The ancient Greek city-states were connected through different customs, although they are often seen as discrete entities. So, even before the city-states started merging with one another, there were common customs and common beliefs.
Since, as you are implying, there was no central authority that "preached" a certain belief, I think you can expect that pantheon of gods would vary in different locations, due to the importance of some gods for whatever reason (e.g. Athena was worshipped greatly in Athens and you can tell that because Parthenon was dedicated to her). There were variations of the Dodecatheon tracing back in older times:
While the number was fixed at twelve, there was considerable variation as to which deities were included.

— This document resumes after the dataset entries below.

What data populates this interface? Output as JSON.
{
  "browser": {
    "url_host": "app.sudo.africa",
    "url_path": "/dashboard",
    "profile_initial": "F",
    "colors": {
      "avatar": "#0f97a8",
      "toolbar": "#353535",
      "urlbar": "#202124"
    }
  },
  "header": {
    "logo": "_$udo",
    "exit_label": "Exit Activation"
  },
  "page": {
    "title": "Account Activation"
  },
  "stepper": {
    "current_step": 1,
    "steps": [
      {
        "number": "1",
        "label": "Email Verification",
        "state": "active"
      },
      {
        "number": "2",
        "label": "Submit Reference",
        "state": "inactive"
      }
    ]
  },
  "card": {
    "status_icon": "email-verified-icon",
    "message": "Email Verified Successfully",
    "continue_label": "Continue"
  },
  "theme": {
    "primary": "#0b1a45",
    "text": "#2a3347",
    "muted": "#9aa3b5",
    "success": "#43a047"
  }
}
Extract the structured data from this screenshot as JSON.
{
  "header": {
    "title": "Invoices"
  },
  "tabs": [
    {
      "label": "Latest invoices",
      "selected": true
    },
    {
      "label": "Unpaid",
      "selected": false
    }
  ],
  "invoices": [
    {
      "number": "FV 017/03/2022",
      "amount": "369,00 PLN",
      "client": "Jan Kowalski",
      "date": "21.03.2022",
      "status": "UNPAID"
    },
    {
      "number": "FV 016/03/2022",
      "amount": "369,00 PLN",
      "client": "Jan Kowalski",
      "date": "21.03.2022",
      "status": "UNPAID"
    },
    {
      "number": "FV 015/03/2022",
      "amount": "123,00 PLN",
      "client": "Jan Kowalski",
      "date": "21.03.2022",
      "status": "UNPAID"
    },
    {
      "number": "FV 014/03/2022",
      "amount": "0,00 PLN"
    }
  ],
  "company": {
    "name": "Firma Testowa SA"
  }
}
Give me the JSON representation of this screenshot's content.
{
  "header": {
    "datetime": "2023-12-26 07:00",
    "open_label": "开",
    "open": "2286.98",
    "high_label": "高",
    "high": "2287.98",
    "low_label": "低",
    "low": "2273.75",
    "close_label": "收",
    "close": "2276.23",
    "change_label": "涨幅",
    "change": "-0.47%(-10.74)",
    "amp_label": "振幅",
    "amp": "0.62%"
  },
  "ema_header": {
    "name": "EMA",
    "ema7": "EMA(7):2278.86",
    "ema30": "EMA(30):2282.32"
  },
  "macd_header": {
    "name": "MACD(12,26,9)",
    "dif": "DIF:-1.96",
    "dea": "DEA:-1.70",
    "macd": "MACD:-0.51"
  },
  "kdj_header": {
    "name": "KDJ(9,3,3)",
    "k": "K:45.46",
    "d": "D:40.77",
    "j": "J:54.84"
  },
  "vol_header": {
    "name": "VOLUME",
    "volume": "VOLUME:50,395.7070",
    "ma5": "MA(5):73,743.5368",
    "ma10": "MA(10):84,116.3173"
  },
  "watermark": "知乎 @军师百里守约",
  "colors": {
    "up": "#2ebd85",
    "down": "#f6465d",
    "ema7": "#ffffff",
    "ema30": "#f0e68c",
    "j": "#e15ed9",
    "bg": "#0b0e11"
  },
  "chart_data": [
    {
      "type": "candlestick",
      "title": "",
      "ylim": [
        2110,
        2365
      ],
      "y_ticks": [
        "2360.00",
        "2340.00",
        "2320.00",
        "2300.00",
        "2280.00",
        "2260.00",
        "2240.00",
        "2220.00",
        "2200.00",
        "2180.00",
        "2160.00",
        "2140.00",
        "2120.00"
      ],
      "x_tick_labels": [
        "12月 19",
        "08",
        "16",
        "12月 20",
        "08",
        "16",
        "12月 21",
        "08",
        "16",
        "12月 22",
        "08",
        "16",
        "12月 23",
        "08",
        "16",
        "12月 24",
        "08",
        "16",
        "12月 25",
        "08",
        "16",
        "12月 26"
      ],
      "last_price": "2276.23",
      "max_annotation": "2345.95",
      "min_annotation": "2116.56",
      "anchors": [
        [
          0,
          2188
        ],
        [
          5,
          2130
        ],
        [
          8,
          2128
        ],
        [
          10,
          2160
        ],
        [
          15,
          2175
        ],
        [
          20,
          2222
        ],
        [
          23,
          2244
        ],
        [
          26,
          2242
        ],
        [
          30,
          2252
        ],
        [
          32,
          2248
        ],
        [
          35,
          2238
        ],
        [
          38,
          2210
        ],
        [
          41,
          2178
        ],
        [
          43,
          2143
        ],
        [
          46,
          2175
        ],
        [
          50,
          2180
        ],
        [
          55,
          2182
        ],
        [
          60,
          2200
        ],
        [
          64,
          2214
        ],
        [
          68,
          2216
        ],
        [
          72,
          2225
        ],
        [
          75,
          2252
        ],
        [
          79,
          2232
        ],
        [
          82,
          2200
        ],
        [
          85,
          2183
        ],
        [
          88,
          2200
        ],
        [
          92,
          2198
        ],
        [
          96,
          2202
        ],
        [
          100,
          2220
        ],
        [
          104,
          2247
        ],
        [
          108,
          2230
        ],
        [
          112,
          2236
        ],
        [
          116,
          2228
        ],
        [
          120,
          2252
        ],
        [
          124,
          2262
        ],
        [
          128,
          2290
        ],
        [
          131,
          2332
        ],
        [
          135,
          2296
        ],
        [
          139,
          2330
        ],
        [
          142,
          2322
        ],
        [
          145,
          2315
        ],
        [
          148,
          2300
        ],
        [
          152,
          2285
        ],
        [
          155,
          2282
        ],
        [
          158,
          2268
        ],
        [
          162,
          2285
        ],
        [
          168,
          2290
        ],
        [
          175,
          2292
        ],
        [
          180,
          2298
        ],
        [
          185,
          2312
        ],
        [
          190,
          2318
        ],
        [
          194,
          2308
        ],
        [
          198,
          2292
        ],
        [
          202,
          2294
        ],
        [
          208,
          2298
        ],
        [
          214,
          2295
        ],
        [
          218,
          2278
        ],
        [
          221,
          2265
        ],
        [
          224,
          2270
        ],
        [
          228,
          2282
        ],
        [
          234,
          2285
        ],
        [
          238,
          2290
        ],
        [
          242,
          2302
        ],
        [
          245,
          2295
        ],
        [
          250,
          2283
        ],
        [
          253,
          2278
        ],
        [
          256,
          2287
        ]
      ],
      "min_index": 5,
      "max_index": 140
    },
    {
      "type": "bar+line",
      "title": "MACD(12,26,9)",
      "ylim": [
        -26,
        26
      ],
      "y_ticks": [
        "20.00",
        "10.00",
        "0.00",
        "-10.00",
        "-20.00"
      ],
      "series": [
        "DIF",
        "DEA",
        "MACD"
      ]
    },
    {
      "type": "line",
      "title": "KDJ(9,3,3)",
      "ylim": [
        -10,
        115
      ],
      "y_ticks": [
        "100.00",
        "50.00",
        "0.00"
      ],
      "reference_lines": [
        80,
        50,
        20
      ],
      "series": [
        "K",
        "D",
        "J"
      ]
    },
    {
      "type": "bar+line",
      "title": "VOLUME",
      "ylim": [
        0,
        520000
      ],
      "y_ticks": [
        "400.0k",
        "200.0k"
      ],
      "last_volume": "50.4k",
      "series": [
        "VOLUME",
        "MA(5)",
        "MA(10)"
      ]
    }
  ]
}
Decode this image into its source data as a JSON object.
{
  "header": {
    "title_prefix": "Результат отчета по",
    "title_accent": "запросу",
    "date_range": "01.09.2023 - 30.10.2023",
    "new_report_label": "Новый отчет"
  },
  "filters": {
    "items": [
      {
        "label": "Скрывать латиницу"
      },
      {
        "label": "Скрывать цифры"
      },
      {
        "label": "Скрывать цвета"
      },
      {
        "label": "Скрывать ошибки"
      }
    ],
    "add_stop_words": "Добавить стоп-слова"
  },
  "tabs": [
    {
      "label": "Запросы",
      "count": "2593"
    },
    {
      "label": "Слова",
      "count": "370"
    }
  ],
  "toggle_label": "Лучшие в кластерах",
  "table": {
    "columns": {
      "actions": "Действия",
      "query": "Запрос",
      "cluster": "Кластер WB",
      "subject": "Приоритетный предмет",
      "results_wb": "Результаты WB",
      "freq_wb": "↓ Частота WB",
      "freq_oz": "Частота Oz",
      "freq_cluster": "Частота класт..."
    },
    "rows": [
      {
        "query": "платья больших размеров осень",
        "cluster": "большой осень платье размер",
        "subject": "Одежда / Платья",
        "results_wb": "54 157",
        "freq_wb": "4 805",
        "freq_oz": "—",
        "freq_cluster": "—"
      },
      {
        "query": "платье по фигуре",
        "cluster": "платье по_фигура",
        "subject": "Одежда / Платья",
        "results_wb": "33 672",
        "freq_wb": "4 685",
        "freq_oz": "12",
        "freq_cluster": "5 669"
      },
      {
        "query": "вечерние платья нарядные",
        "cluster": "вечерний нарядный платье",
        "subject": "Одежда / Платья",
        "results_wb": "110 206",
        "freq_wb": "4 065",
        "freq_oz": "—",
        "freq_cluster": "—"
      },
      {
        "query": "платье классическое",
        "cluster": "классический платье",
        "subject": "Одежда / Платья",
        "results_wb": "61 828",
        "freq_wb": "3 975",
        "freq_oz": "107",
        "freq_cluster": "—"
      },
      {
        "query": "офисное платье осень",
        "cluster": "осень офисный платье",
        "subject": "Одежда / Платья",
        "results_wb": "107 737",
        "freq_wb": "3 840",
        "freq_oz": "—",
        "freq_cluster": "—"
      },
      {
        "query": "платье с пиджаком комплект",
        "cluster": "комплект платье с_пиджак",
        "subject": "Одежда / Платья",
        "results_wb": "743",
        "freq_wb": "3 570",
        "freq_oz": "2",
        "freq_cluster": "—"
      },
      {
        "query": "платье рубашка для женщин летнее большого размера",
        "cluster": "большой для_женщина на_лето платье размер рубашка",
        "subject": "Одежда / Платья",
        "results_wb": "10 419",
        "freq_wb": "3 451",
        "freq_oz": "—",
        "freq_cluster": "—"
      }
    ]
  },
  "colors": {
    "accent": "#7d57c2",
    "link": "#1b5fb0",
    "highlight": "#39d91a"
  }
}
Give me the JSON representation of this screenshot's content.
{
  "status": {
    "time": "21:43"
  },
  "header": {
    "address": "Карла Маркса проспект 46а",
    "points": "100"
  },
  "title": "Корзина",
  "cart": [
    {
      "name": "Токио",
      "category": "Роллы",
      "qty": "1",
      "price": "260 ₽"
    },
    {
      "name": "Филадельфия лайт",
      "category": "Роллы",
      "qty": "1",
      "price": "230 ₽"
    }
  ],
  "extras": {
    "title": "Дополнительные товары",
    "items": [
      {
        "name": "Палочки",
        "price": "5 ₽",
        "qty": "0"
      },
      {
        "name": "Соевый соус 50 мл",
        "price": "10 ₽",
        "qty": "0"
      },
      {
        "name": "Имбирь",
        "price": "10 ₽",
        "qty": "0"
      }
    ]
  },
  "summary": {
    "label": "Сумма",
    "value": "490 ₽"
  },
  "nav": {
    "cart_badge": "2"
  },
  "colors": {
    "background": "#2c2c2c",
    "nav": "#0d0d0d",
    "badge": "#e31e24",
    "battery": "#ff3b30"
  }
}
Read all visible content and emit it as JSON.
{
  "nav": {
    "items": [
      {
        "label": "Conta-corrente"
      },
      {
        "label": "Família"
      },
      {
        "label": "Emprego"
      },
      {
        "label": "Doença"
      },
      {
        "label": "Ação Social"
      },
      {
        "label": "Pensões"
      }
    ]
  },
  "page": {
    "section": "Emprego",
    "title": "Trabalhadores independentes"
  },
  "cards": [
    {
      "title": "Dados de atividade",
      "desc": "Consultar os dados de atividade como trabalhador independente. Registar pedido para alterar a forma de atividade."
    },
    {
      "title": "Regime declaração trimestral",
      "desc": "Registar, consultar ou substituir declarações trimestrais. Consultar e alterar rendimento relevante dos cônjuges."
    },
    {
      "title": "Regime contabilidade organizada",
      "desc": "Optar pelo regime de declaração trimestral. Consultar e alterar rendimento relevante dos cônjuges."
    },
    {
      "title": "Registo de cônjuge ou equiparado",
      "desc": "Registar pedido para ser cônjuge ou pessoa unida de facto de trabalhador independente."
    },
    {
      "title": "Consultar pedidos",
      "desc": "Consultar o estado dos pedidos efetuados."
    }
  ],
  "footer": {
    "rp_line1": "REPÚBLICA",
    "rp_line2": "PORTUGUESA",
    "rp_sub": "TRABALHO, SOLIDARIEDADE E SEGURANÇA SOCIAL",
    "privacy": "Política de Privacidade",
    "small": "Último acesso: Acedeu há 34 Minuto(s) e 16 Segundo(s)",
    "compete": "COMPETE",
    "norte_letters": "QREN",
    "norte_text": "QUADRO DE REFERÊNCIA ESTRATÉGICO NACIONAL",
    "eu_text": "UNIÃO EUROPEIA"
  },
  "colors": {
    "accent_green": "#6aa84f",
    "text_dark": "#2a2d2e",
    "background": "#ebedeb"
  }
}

The Dodekatheon of Herodorus of Heraclea included Zeus, Hera, Poseidon, Hermes, Athena, Apollo, Alpheus, Cronus, Rhea and the Charites. The historian Herodotus states that Heracles was included as one of the Twelve by some. At Kos, Heracles and Dionysus are added to the Twelve, and Ares and Hephaestus are not. For Pindar, the Bibliotheca, and Herodorus, Heracles is not one of the Twelve Gods, but the one who established their cult. Lucian (2nd century AD) includes Heracles and Asclepius as members of the Twelve, without explaining which two had to give way for them.
The pantheon (not necessarily the Dodecatheon) could also vary geographically, depending on the regional landscape and included gods such as rivers, who were worshipped greatly due to their importance to the survival and well-being of people living in the nearby regions.
Dodecatheon is a greek word and denotes the set of the twelve main gods.